Uh Oh. I may have seriously drained the bandwidth yesterday by sending all those photos. It probably wasn’t just me, but from now on I may not be sending pix with each blog post. However, that means more blog posts! I am going to try and make my posts shorter and more frequent. This may mean only 1 or 2 pix at best each time, however. I know – so sad. But we will endure!
My photos are kept in folders – I download them pretty much as soon as I take them (or at least really soon) and then label each one, lovingly and carefully! I take many more pix than I post. I am so organized it’s scary.
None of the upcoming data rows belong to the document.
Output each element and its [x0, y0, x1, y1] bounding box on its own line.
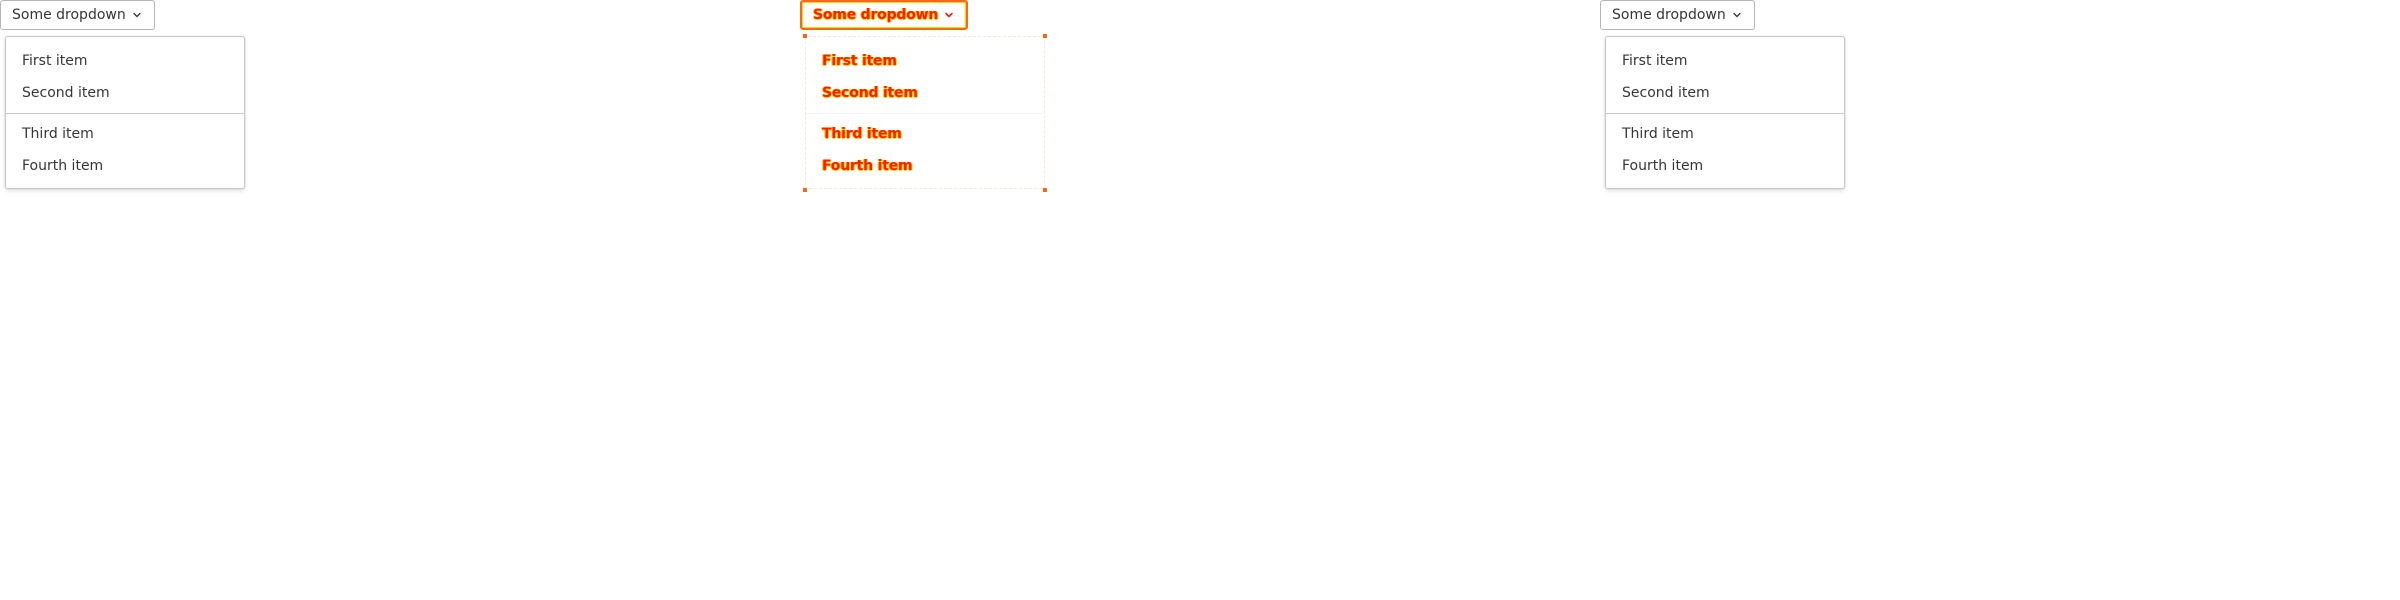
- dropdown-item-first[interactable]: First item: [6, 45, 244, 77]
- dropdown-item-fourth[interactable]: Fourth item: [1606, 150, 1844, 182]
- diff-corner-marker: [1043, 188, 1047, 192]
- dropdown-menu: First item Second item Third item Fourth…: [1605, 36, 1845, 189]
- dropdown-item-second-diff[interactable]: Second item: [806, 77, 1044, 109]
- diff-panel: Some dropdown First item Second item Thi…: [800, 0, 1600, 600]
- dropdown-trigger-label: Some dropdown: [12, 7, 126, 23]
- dropdown-menu-diff: First item Second item Third item Fourth…: [805, 36, 1045, 189]
- dropdown-divider: [6, 113, 244, 114]
- diff-corner-marker: [1043, 34, 1047, 38]
- dropdown-item-third[interactable]: Third item: [6, 118, 244, 150]
- dropdown-trigger-label: Some dropdown: [1612, 7, 1726, 23]
- dropdown-trigger-button[interactable]: Some dropdown: [1600, 0, 1755, 30]
- dropdown-trigger-button[interactable]: Some dropdown: [0, 0, 155, 30]
- dropdown-item-second[interactable]: Second item: [6, 77, 244, 109]
- dropdown-menu: First item Second item Third item Fourth…: [5, 36, 245, 189]
- dropdown-item-fourth-diff[interactable]: Fourth item: [806, 150, 1044, 182]
- dropdown-item-fourth[interactable]: Fourth item: [6, 150, 244, 182]
- chevron-down-icon: [1732, 10, 1742, 20]
- dropdown-item-second[interactable]: Second item: [1606, 77, 1844, 109]
- diff-corner-marker: [803, 188, 807, 192]
- dropdown-trigger-label-diff: Some dropdown: [813, 7, 939, 23]
- dropdown-trigger-button-diff[interactable]: Some dropdown: [800, 0, 969, 30]
- actual-panel: Some dropdown First item Second item Thi…: [1600, 0, 2400, 600]
- chevron-down-icon: [132, 10, 142, 20]
- chevron-down-icon: [944, 10, 954, 20]
- dropdown-item-first-diff[interactable]: First item: [806, 45, 1044, 77]
- diff-corner-marker: [803, 34, 807, 38]
- expected-panel: Some dropdown First item Second item Thi…: [0, 0, 800, 600]
- dropdown-divider: [1606, 113, 1844, 114]
- dropdown-item-first[interactable]: First item: [1606, 45, 1844, 77]
- dropdown-divider-diff: [806, 113, 1044, 114]
- dropdown-item-third[interactable]: Third item: [1606, 118, 1844, 150]
- dropdown-item-third-diff[interactable]: Third item: [806, 118, 1044, 150]
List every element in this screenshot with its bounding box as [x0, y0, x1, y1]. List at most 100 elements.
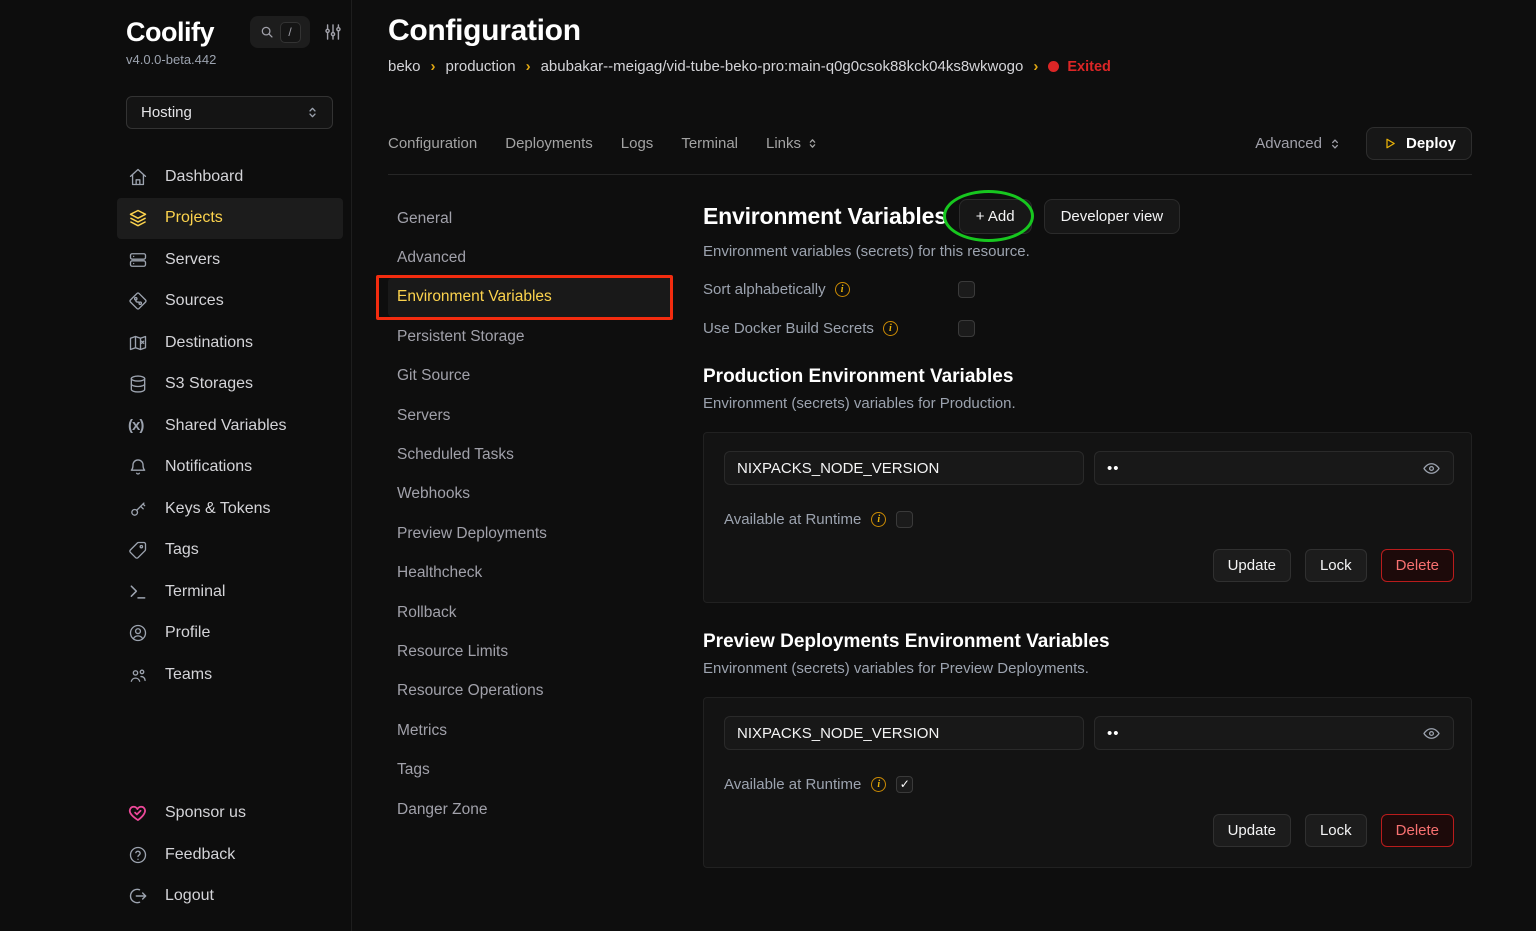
team-selector-value: Hosting — [141, 104, 192, 121]
database-icon — [128, 374, 148, 394]
sidebar-item-profile[interactable]: Profile — [117, 613, 343, 655]
sidebar-item-notifications[interactable]: Notifications — [117, 447, 343, 489]
deploy-button[interactable]: Deploy — [1366, 127, 1472, 160]
teams-icon — [128, 665, 148, 685]
heart-icon — [128, 803, 148, 823]
subnav-item-metrics[interactable]: Metrics — [388, 711, 673, 750]
variable-name-input[interactable] — [724, 451, 1084, 485]
variable-value-input[interactable]: •• — [1094, 451, 1454, 485]
reveal-value-eye-icon[interactable] — [1422, 724, 1441, 743]
info-icon: i — [883, 321, 898, 336]
sidebar-item-label: Servers — [165, 251, 220, 269]
tab-deployments[interactable]: Deployments — [505, 135, 593, 152]
sidebar-item-terminal[interactable]: Terminal — [117, 571, 343, 613]
search-shortcut-key: / — [280, 22, 301, 43]
subnav-item-servers[interactable]: Servers — [388, 396, 673, 435]
sidebar-item-keys-tokens[interactable]: Keys & Tokens — [117, 488, 343, 530]
variable-value-input[interactable]: •• — [1094, 716, 1454, 750]
chevron-updown-icon — [806, 137, 819, 150]
sidebar: Coolify / v4.0.0-beta.442 Hosting Dashbo… — [0, 0, 352, 931]
variable-name-input[interactable] — [724, 716, 1084, 750]
tab-logs[interactable]: Logs — [621, 135, 654, 152]
subnav-item-resource-limits[interactable]: Resource Limits — [388, 632, 673, 671]
sidebar-item-label: Notifications — [165, 458, 252, 476]
subnav-item-resource-operations[interactable]: Resource Operations — [388, 672, 673, 711]
sidebar-item-destinations[interactable]: Destinations — [117, 322, 343, 364]
subnav-item-rollback[interactable]: Rollback — [388, 593, 673, 632]
toggle-label-group: Sort alphabetically i — [703, 281, 958, 298]
delete-button[interactable]: Delete — [1381, 549, 1454, 582]
subnav-item-danger-zone[interactable]: Danger Zone — [388, 790, 673, 829]
sort-alphabetically-checkbox[interactable] — [958, 281, 975, 298]
subnav-item-general[interactable]: General — [388, 199, 673, 238]
tab-configuration[interactable]: Configuration — [388, 135, 477, 152]
lock-button[interactable]: Lock — [1305, 814, 1367, 847]
subnav-item-scheduled-tasks[interactable]: Scheduled Tasks — [388, 435, 673, 474]
tag-icon — [128, 540, 148, 560]
subnav-item-preview-deployments[interactable]: Preview Deployments — [388, 514, 673, 553]
sidebar-item-logout[interactable]: Logout — [117, 876, 343, 918]
available-at-runtime-checkbox[interactable]: ✓ — [896, 776, 913, 793]
subnav-item-tags[interactable]: Tags — [388, 750, 673, 789]
breadcrumb-resource[interactable]: abubakar--meigag/vid-tube-beko-pro:main-… — [541, 58, 1024, 75]
search-button[interactable]: / — [250, 16, 310, 48]
lock-button[interactable]: Lock — [1305, 549, 1367, 582]
add-variable-button[interactable]: + Add — [959, 199, 1032, 234]
env-header: Environment Variables + Add Developer vi… — [703, 199, 1472, 234]
deploy-button-label: Deploy — [1406, 135, 1456, 152]
docker-build-secrets-row: Use Docker Build Secrets i — [703, 318, 1472, 338]
status-dot-icon — [1048, 61, 1059, 72]
subnav-item-git-source[interactable]: Git Source — [388, 357, 673, 396]
sidebar-item-s3-storages[interactable]: S3 Storages — [117, 364, 343, 406]
sidebar-item-servers[interactable]: Servers — [117, 239, 343, 281]
update-button[interactable]: Update — [1213, 814, 1291, 847]
variables-icon: (x) — [128, 417, 152, 434]
sidebar-item-label: Dashboard — [165, 168, 243, 186]
sidebar-item-sponsor-us[interactable]: Sponsor us — [117, 793, 343, 835]
card-actions: Update Lock Delete — [724, 549, 1454, 582]
help-icon — [128, 845, 148, 865]
tab-terminal[interactable]: Terminal — [681, 135, 738, 152]
sidebar-item-dashboard[interactable]: Dashboard — [117, 156, 343, 198]
breadcrumb-project[interactable]: beko — [388, 58, 421, 75]
available-at-runtime-row: Available at Runtime i — [724, 509, 1454, 529]
developer-view-button[interactable]: Developer view — [1044, 199, 1181, 234]
available-at-runtime-label: Available at Runtime — [724, 776, 861, 793]
sidebar-item-feedback[interactable]: Feedback — [117, 834, 343, 876]
subnav-item-webhooks[interactable]: Webhooks — [388, 475, 673, 514]
subnav-item-environment-variables[interactable]: Environment Variables — [388, 278, 673, 317]
play-icon — [1382, 136, 1397, 151]
sidebar-item-teams[interactable]: Teams — [117, 654, 343, 696]
sidebar-item-shared-variables[interactable]: (x) Shared Variables — [117, 405, 343, 447]
delete-button[interactable]: Delete — [1381, 814, 1454, 847]
subnav-item-healthcheck[interactable]: Healthcheck — [388, 554, 673, 593]
config-subnav: General Advanced Environment Variables P… — [388, 199, 673, 908]
breadcrumb-environment[interactable]: production — [446, 58, 516, 75]
tab-links-label: Links — [766, 135, 801, 152]
advanced-dropdown[interactable]: Advanced — [1255, 135, 1342, 152]
reveal-value-eye-icon[interactable] — [1422, 459, 1441, 478]
server-icon — [128, 250, 148, 270]
masked-value: •• — [1107, 460, 1120, 477]
sidebar-item-tags[interactable]: Tags — [117, 530, 343, 572]
sidebar-item-label: S3 Storages — [165, 375, 253, 393]
sidebar-item-sources[interactable]: Sources — [117, 281, 343, 323]
git-source-icon — [128, 291, 148, 311]
preview-section-title: Preview Deployments Environment Variable… — [703, 631, 1472, 653]
tab-links[interactable]: Links — [766, 135, 819, 152]
subnav-item-persistent-storage[interactable]: Persistent Storage — [388, 317, 673, 356]
app-version: v4.0.0-beta.442 — [117, 52, 351, 67]
update-button[interactable]: Update — [1213, 549, 1291, 582]
team-selector[interactable]: Hosting — [126, 96, 333, 129]
sidebar-item-projects[interactable]: Projects — [117, 198, 343, 240]
subnav-item-advanced[interactable]: Advanced — [388, 238, 673, 277]
sidebar-item-label: Sources — [165, 292, 224, 310]
resource-tabs: Configuration Deployments Logs Terminal … — [388, 127, 1472, 160]
search-icon — [260, 25, 274, 39]
available-at-runtime-checkbox[interactable] — [896, 511, 913, 528]
docker-build-secrets-checkbox[interactable] — [958, 320, 975, 337]
sidebar-item-label: Logout — [165, 887, 214, 905]
settings-sliders-icon[interactable] — [323, 22, 343, 42]
chevron-updown-icon — [305, 105, 320, 120]
checkmark: ✓ — [900, 778, 910, 790]
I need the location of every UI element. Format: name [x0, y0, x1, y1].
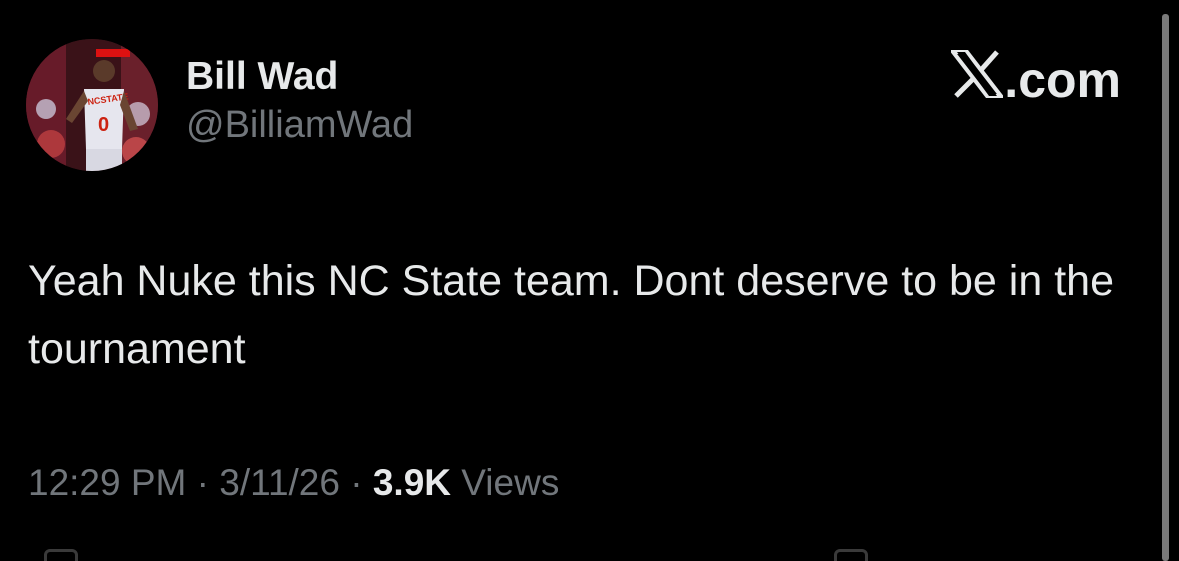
action-icon-partial[interactable]	[44, 549, 78, 561]
action-icon-partial[interactable]	[834, 549, 868, 561]
views-count: 3.9K	[372, 462, 452, 503]
meta-separator: ·	[339, 462, 373, 503]
x-brand: .com	[949, 50, 1121, 110]
tweet-date[interactable]: 3/11/26	[219, 462, 340, 503]
scrollbar[interactable]	[1162, 14, 1169, 561]
tweet-meta: 12:29 PM · 3/11/26 · 3.9K Views	[28, 462, 559, 504]
views-label: Views	[451, 462, 560, 503]
svg-text:0: 0	[98, 114, 109, 136]
x-logo-icon	[949, 50, 1006, 110]
brand-domain-label: .com	[1004, 52, 1121, 108]
tweet-text: Yeah Nuke this NC State team. Dont deser…	[28, 257, 1114, 373]
tweet-time[interactable]: 12:29 PM	[28, 462, 186, 503]
meta-separator: ·	[186, 462, 220, 503]
tweet-card: NCSTATE 0 Bill Wad @BilliamWad .com Yeah…	[0, 0, 1179, 561]
author-handle[interactable]: @BilliamWad	[186, 102, 413, 148]
avatar[interactable]: NCSTATE 0	[26, 39, 158, 171]
author-info: Bill Wad @BilliamWad	[186, 54, 413, 148]
avatar-image: NCSTATE 0	[26, 39, 158, 171]
author-display-name[interactable]: Bill Wad	[186, 54, 413, 100]
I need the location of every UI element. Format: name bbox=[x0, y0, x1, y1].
These people with whom I work love games! We played Katmai charades first thing Monday morning for about 30 minutes. If we were a Japanese car company we’d be doing calisthenics every morning. Personally I think it’s a stall tactic by the supervisors until they figure out what to do with us. We also play “Catchphrase” a lot – Kind of like Pass Word but for Park geeks. A lot of people play cards in the evenings but that isn’t my thing. I did get caught up in a card game of “BS” a week or so ago, which turned out to be lots of fun. However, I just can’t get over wanting to go into my room and read.
Actually, I am really impressed with the month-long orientation they give you here at Katmai. It is very thorough and these supervisory folks know what they are doing. After Charades we reviewed “conducted activities” which are different from a formal evening illustrated (Power Point aka Apple Key Note) talk in that we take visitors on a 1/2 mile walk to a reconstructed pre-historic dwelling at Brooks Camp and do an informal interpretive presentation along the way. Again we are allowed to choose our own theme for this walk. Documented human history goes back 5000 years in the Brooks Camp area, with 900 identified habitation sites.
So, besides the extraordinary geology of the Valley of Ten Thousand Smokes, there is the archaeology. I am thinking that a theme for my walk might be along the lines of why Brooks Camp even exists where it does – the historic camp as part of the continuum of 5000 years of human habitation along the Brooks River. It’s certainly no Mesa Verde or Chaco Canyon, but there are visible remains of dwellings (that are just depressions in the ground) called barabaras dating from around 1050-1400 a.d. I definitely need to do more reading if I am going to try and help make any of this meaningful for the visitor.
We also started in on actual “bear management” training – which by rights ought to be called “visitor management” since we do not manage the bears. They do what they want unless they come too close into the cabin/lodge/visitor center area and then there is some mild hazing (“Get out of here, bear!!!”) until they leave the area. All they are trying to do is take the shortest route to the beach or the river and that is often through camp.
The beach and the river belong to the bears.